Sim, precisamos falar desse velho/novo poder, que até agora operava silenciosamente à sombra das grandes obras públicas.
O poder empreitarial é a mais nova face do crime do colarinho branco.
O velho sonho petista de ver dezenas de patrões na cadeia está se realizando sob a forma de pesadelo com dramática intensidade.
A tolerância social com a corrupção produziu um descalabro na administração pública. Ao se revelar tamanha roubalheira, o povo desacredita de tudo: políticos, empresários, partidos, estatais, funcionalismo.
Pior do que isso, só os militares acobertando a tortura e a execução sumária de dissidentes taxados de subversivos e comunistas na época da ditadura militar.

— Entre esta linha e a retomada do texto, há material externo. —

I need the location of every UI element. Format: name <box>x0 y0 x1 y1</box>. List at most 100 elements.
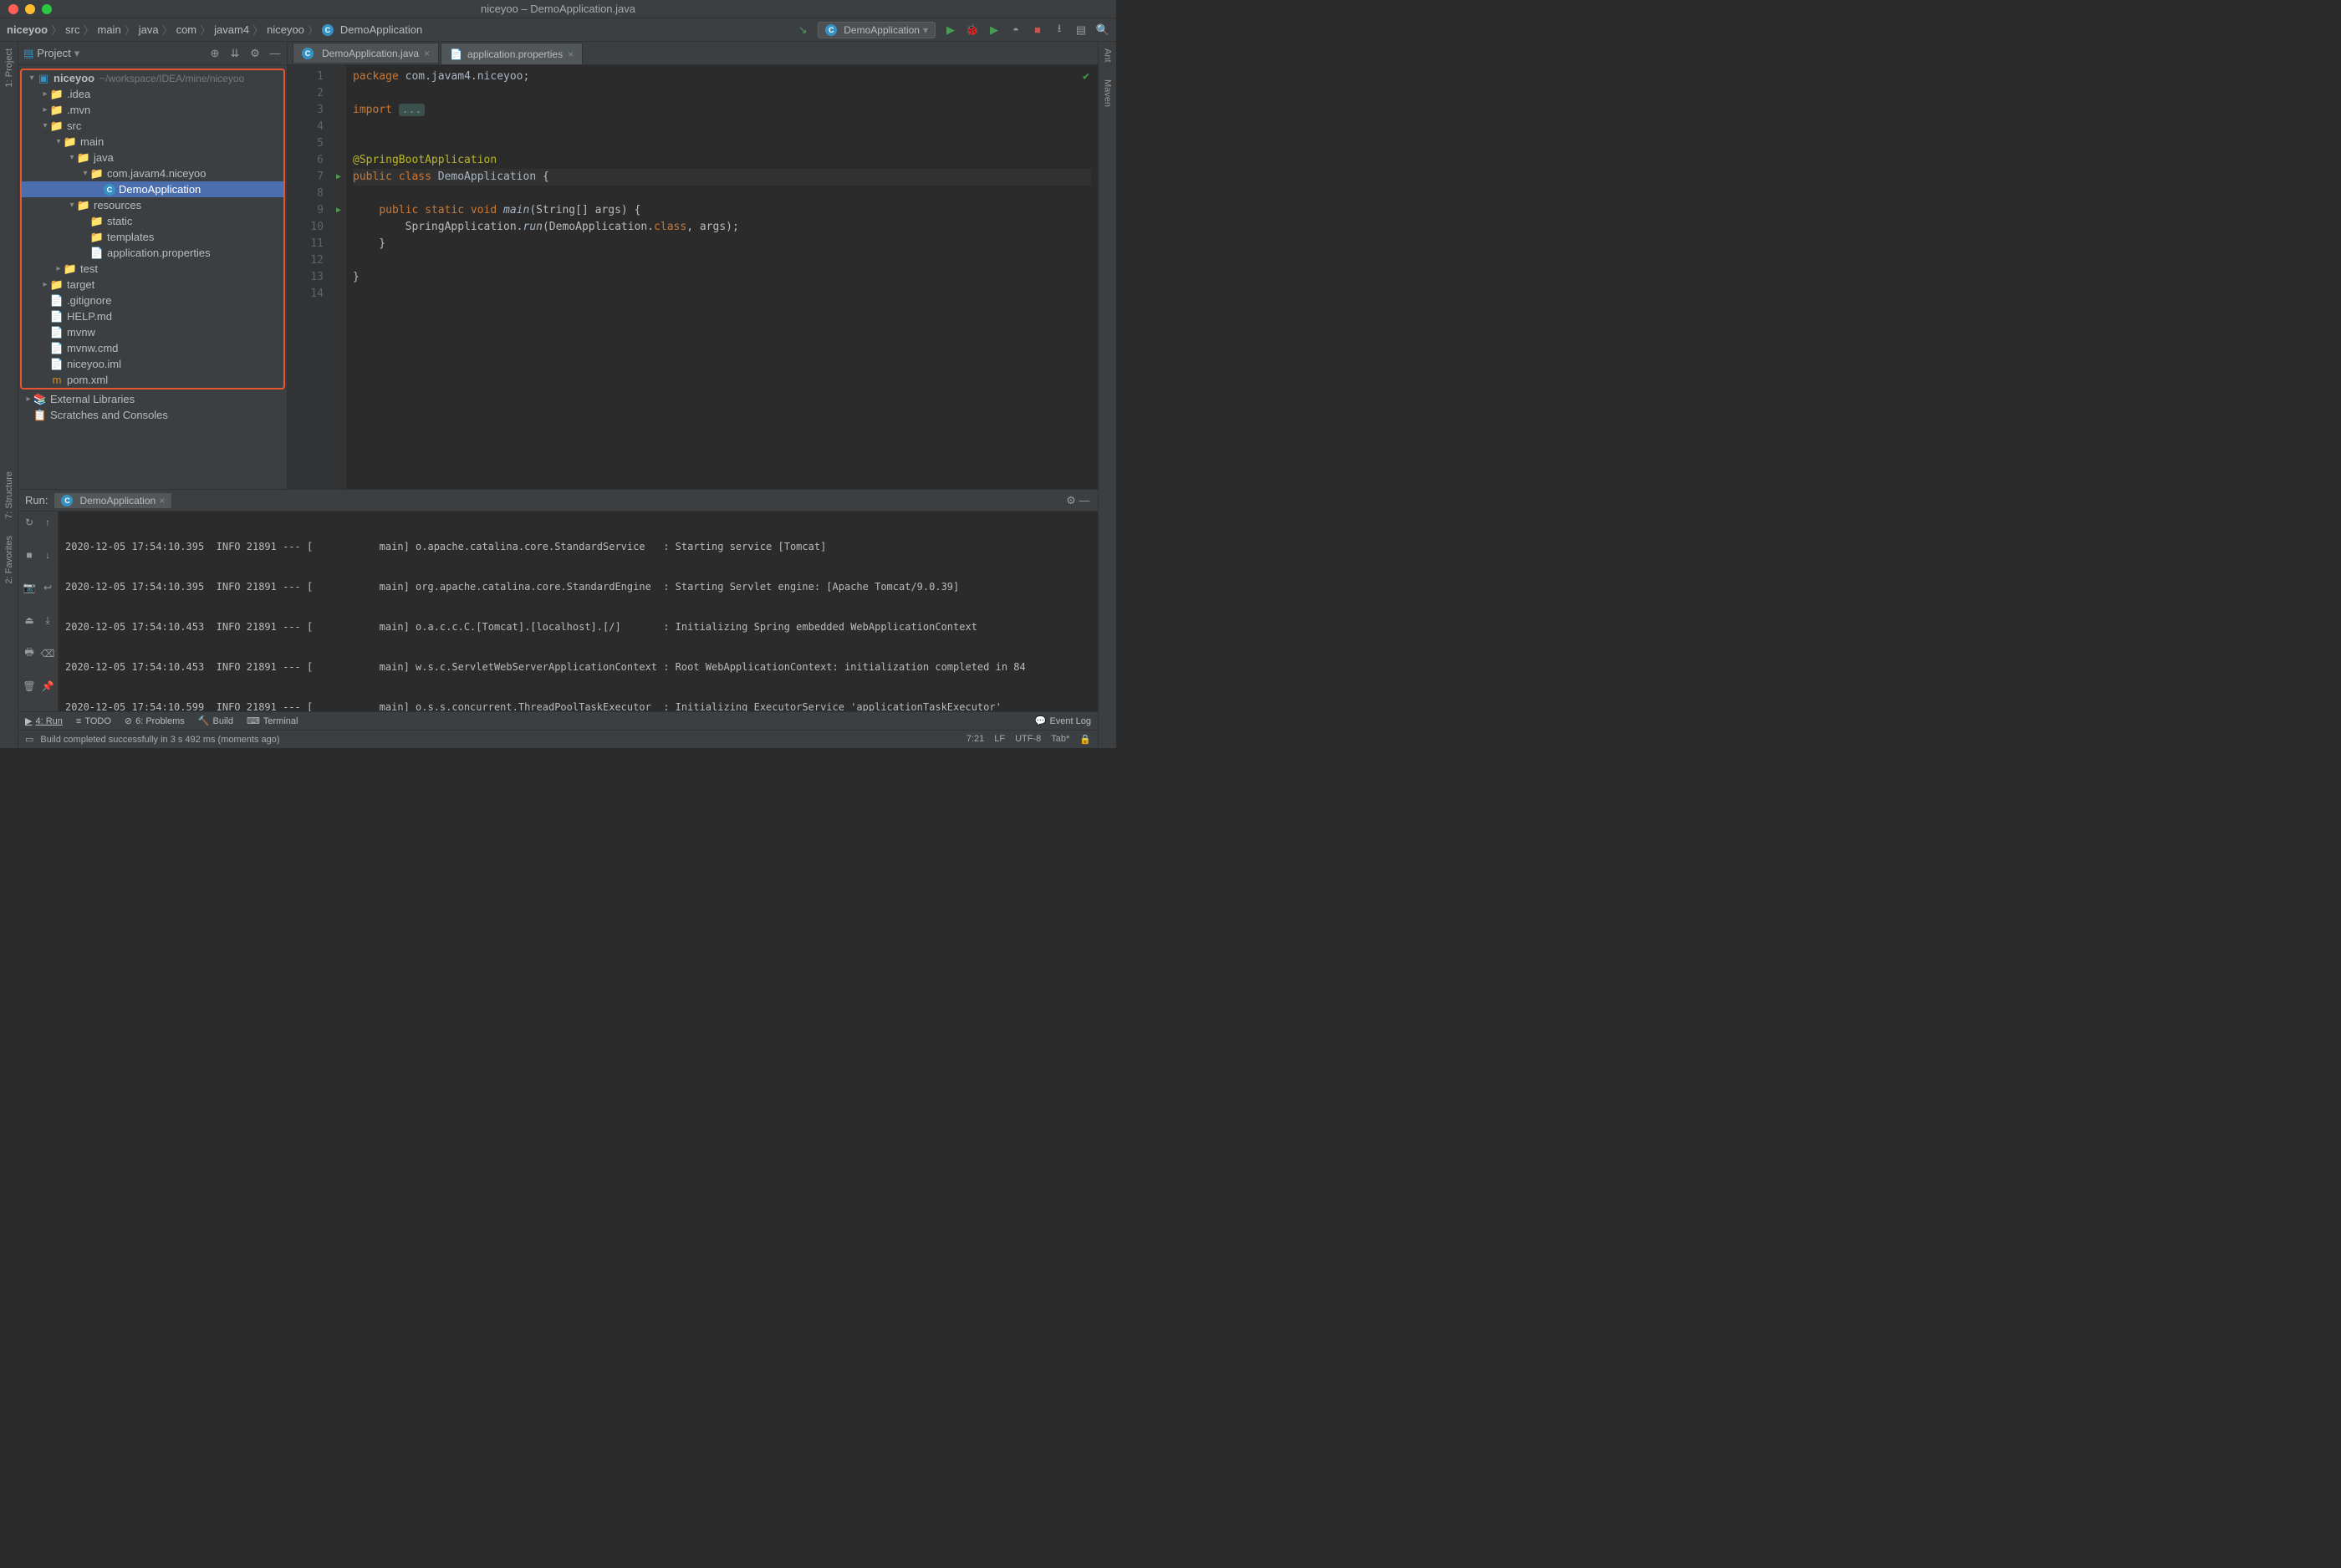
tree-item-java[interactable]: ▾📁java <box>22 150 283 165</box>
select-opened-file-icon[interactable]: ⊕ <box>208 47 222 60</box>
status-lock-icon[interactable]: 🔒 <box>1079 734 1091 745</box>
tree-item-resources[interactable]: ▾📁resources <box>22 197 283 213</box>
chevron-down-icon: ▾ <box>923 24 928 36</box>
run-icon[interactable]: ▶ <box>944 23 957 37</box>
status-show-icon[interactable]: ▭ <box>25 734 33 745</box>
crumb[interactable]: java <box>139 23 159 36</box>
maximize-window-button[interactable] <box>42 4 52 14</box>
inspection-ok-icon[interactable]: ✔ <box>1083 70 1089 83</box>
tab-build[interactable]: 🔨 Build <box>198 715 233 726</box>
crumb[interactable]: niceyoo <box>267 23 304 36</box>
crumb[interactable]: main <box>98 23 121 36</box>
crumb[interactable]: src <box>65 23 79 36</box>
project-header-title[interactable]: Project <box>37 47 70 59</box>
profile-icon[interactable]: ◓ <box>1009 23 1023 37</box>
status-indent[interactable]: Tab* <box>1051 734 1069 745</box>
close-window-button[interactable] <box>8 4 18 14</box>
editor-area: C DemoApplication.java × 📄 application.p… <box>288 42 1098 489</box>
maven-file-icon: m <box>50 374 64 387</box>
class-icon: C <box>61 495 73 507</box>
tab-problems[interactable]: ⊘ 6: Problems <box>125 715 185 726</box>
tree-item-help[interactable]: 📄HELP.md <box>22 308 283 324</box>
close-tab-icon[interactable]: × <box>159 495 165 507</box>
tab-run[interactable]: ▶ 4: Run <box>25 715 63 726</box>
up-icon[interactable]: ↑ <box>40 515 55 530</box>
editor-tab-demoapp[interactable]: C DemoApplication.java × <box>293 43 439 64</box>
collapse-all-icon[interactable]: ⇊ <box>228 47 242 60</box>
tab-maven[interactable]: Maven <box>1103 79 1113 107</box>
settings-icon[interactable]: ⚙ <box>1064 494 1078 507</box>
module-icon: ▣ <box>37 72 50 85</box>
tab-favorites[interactable]: 2: Favorites <box>4 536 14 583</box>
tree-item-pom[interactable]: mpom.xml <box>22 372 283 388</box>
tree-item-package[interactable]: ▾📁com.javam4.niceyoo <box>22 165 283 181</box>
code-editor[interactable]: 123 456 789 101112 1314 ▶ ▶ packa <box>288 65 1098 489</box>
crumb[interactable]: javam4 <box>214 23 249 36</box>
project-structure-icon[interactable]: ▤ <box>1074 23 1088 37</box>
tree-item-gitignore[interactable]: 📄.gitignore <box>22 293 283 308</box>
tree-root[interactable]: ▾▣ niceyoo ~/workspace/IDEA/mine/niceyoo <box>22 70 283 86</box>
minimize-window-button[interactable] <box>25 4 35 14</box>
run-config-selector[interactable]: C DemoApplication ▾ <box>818 22 936 38</box>
close-tab-icon[interactable]: × <box>568 48 574 60</box>
tree-item-iml[interactable]: 📄niceyoo.iml <box>22 356 283 372</box>
tree-item-mvnw[interactable]: 📄mvnw <box>22 324 283 340</box>
tree-item-test[interactable]: ▸📁test <box>22 261 283 277</box>
run-tab[interactable]: C DemoApplication × <box>54 493 171 508</box>
editor-tabs: C DemoApplication.java × 📄 application.p… <box>288 42 1098 65</box>
hide-icon[interactable]: — <box>1078 494 1091 507</box>
status-encoding[interactable]: UTF-8 <box>1015 734 1041 745</box>
crumb-root[interactable]: niceyoo <box>7 23 48 36</box>
crumb[interactable]: com <box>176 23 197 36</box>
crumb-file[interactable]: DemoApplication <box>340 23 422 36</box>
build-icon[interactable]: ↘ <box>796 23 809 37</box>
tab-event-log[interactable]: 💬 Event Log <box>1035 715 1091 726</box>
stop-icon[interactable]: ■ <box>1031 23 1044 37</box>
tree-item-src[interactable]: ▾📁src <box>22 118 283 134</box>
tab-structure[interactable]: 7: Structure <box>4 471 14 519</box>
soft-wrap-icon[interactable]: ↩ <box>40 580 55 595</box>
tree-item-target[interactable]: ▸📁target <box>22 277 283 293</box>
clear-icon[interactable]: ⌫ <box>40 646 55 661</box>
git-update-icon[interactable]: ⭳ <box>1053 23 1066 37</box>
close-tab-icon[interactable]: × <box>424 48 430 59</box>
tree-item-idea[interactable]: ▸📁.idea <box>22 86 283 102</box>
pin-icon[interactable]: 📌 <box>40 679 55 694</box>
tab-todo[interactable]: ≡ TODO <box>76 716 111 726</box>
tree-item-mvn[interactable]: ▸📁.mvn <box>22 102 283 118</box>
tree-item-main[interactable]: ▾📁main <box>22 134 283 150</box>
down-icon[interactable]: ↓ <box>40 547 55 563</box>
chevron-down-icon[interactable]: ▾ <box>74 47 80 60</box>
scroll-end-icon[interactable]: ⤓ <box>40 613 55 628</box>
tree-item-scratches[interactable]: 📋Scratches and Consoles <box>18 407 287 423</box>
debug-icon[interactable]: 🐞 <box>966 23 979 37</box>
hide-icon[interactable]: — <box>268 47 282 60</box>
tree-item-mvnwcmd[interactable]: 📄mvnw.cmd <box>22 340 283 356</box>
search-icon[interactable]: 🔍 <box>1096 23 1109 37</box>
folder-icon: 📁 <box>50 104 64 117</box>
print-icon[interactable]: 🖶 <box>22 646 37 661</box>
tree-item-appprops[interactable]: 📄application.properties <box>22 245 283 261</box>
coverage-icon[interactable]: ▶ <box>987 23 1001 37</box>
rerun-icon[interactable]: ↻ <box>22 515 37 530</box>
stop-icon[interactable]: ■ <box>22 547 37 563</box>
console-output[interactable]: 2020-12-05 17:54:10.395 INFO 21891 --- [… <box>59 512 1098 711</box>
tree-item-demoapp[interactable]: CDemoApplication <box>22 181 283 197</box>
tab-terminal[interactable]: ⌨ Terminal <box>247 715 298 726</box>
exit-icon[interactable]: ⏏ <box>22 613 37 628</box>
folder-icon: 📁 <box>64 262 77 276</box>
fold-region[interactable]: ... <box>399 104 425 116</box>
tab-project[interactable]: 1: Project <box>4 48 14 87</box>
tree-item-templates[interactable]: 📁templates <box>22 229 283 245</box>
settings-icon[interactable]: ⚙ <box>248 47 262 60</box>
dump-icon[interactable]: 📷 <box>22 580 37 595</box>
status-caret-pos[interactable]: 7:21 <box>966 734 984 745</box>
editor-tab-appprops[interactable]: 📄 application.properties × <box>441 43 583 64</box>
tree-item-static[interactable]: 📁static <box>22 213 283 229</box>
status-line-ending[interactable]: LF <box>994 734 1005 745</box>
tab-ant[interactable]: Ant <box>1103 48 1113 63</box>
run-line-marker-icon[interactable]: ▶ <box>331 169 346 186</box>
tree-item-extlib[interactable]: ▸📚External Libraries <box>18 391 287 407</box>
delete-icon[interactable]: 🗑 <box>22 679 37 694</box>
run-line-marker-icon[interactable]: ▶ <box>331 202 346 219</box>
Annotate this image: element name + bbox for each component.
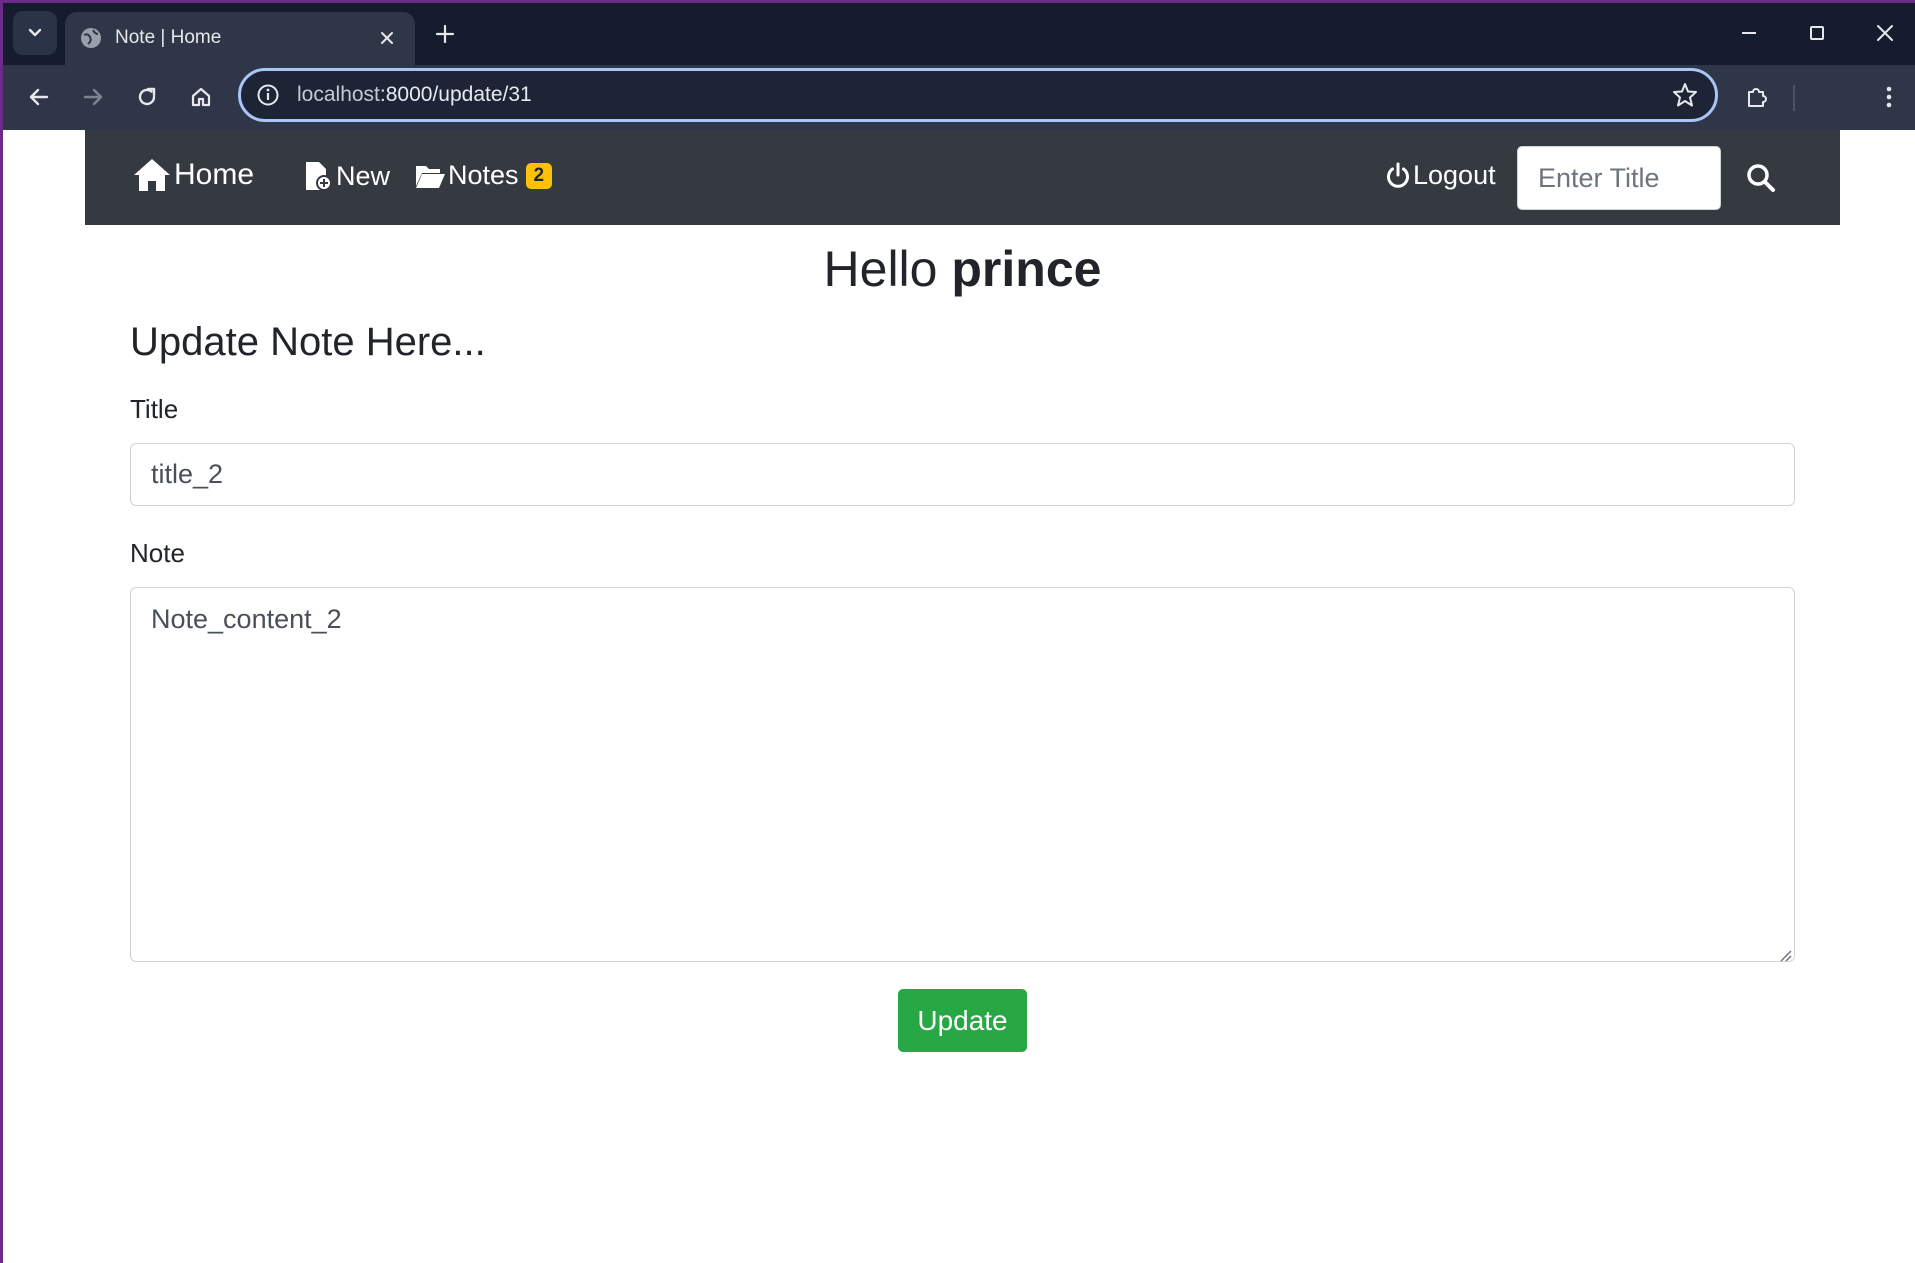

No meio desse escândalo, o quarto governo petista vive uma situação que lembra o final do governo Jango (1963/64) e o do governo Vargas (1953/54).
Atingida por vagas suspeitas de ter conhecimento de malfeitos, a presidenta Dilma já nem se identifica como petista. Híbrida oriunda da resistência à ditadura que se firmou como economista na administração pública a serviço de governos progressistas, ela parece perdida no tiroteio que se intensificou depois das eleições de 2014.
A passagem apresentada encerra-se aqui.